Senator Bill Nelson, D-Fla, said air travellers frequently tell him they "feel like they're being treated as self-loading cargo rather than as valued consumers".

Passengers are so fed up that they are becoming amateur detectives, Nelson said, using their cellphones to record incidents such as the removal of United passenger David Dao and the heated confrontation on the American flight.

The widely shared video of a bloodied Dao being dragged from the United flight, which he had refused to leave, sparked worldwide outrage and led to calls for a congressional crackdown on US airlines.

"I take no pleasure in beating up the airlines, but in this case, it's warranted," said Nelson, the top Democrat on the Transportation Committee. "The fact is we wouldn't be sitting here today if the traveling public believed the airlines cared more about them than their own bottom lines."

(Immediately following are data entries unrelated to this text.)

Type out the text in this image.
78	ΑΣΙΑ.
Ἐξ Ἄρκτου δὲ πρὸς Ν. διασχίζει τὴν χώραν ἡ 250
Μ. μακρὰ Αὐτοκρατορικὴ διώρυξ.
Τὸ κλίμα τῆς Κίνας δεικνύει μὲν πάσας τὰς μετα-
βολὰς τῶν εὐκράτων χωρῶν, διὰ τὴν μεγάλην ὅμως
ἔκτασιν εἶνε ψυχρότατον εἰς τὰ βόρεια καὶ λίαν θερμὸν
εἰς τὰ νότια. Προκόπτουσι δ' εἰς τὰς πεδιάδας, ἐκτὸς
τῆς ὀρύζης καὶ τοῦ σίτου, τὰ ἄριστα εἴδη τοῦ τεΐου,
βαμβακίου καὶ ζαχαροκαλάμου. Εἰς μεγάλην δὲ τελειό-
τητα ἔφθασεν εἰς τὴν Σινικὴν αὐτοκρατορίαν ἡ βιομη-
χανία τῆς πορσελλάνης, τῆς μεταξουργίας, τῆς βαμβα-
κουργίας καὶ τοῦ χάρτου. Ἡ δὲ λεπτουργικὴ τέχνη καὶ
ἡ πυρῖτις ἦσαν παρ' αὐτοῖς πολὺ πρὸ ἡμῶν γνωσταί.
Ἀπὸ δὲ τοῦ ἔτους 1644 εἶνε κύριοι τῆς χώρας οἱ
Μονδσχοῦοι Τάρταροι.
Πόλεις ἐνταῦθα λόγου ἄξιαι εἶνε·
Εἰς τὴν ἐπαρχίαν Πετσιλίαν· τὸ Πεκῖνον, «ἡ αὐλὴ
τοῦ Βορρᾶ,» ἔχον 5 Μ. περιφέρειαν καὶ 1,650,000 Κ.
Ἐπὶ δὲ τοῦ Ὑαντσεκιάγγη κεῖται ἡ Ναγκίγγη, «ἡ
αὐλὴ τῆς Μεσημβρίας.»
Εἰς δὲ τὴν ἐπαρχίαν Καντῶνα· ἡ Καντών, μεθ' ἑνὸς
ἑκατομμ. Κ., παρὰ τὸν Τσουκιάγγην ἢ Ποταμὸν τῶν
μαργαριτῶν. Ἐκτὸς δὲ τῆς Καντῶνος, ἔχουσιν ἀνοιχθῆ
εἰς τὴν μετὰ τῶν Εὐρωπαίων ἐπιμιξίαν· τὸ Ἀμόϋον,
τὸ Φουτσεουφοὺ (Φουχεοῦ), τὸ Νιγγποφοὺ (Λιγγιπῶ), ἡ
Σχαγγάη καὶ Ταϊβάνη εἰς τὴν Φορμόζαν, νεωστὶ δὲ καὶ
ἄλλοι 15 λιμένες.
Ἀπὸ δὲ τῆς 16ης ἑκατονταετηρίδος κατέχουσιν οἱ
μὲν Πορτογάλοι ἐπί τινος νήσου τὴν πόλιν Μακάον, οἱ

Nelson and other lawmakers complained about an "explosion of fees" for services such as checked baggage, priority boarding and assigned seating, even as flights are frequently delayed and passengers with disabilities or other special needs are not treated with proper care.

"Adding insult to injury," American Airlines announced this week that it is slashing legroom in its new Boeing 737 jets to squeeze 10 more passengers on its planes, Nelson said.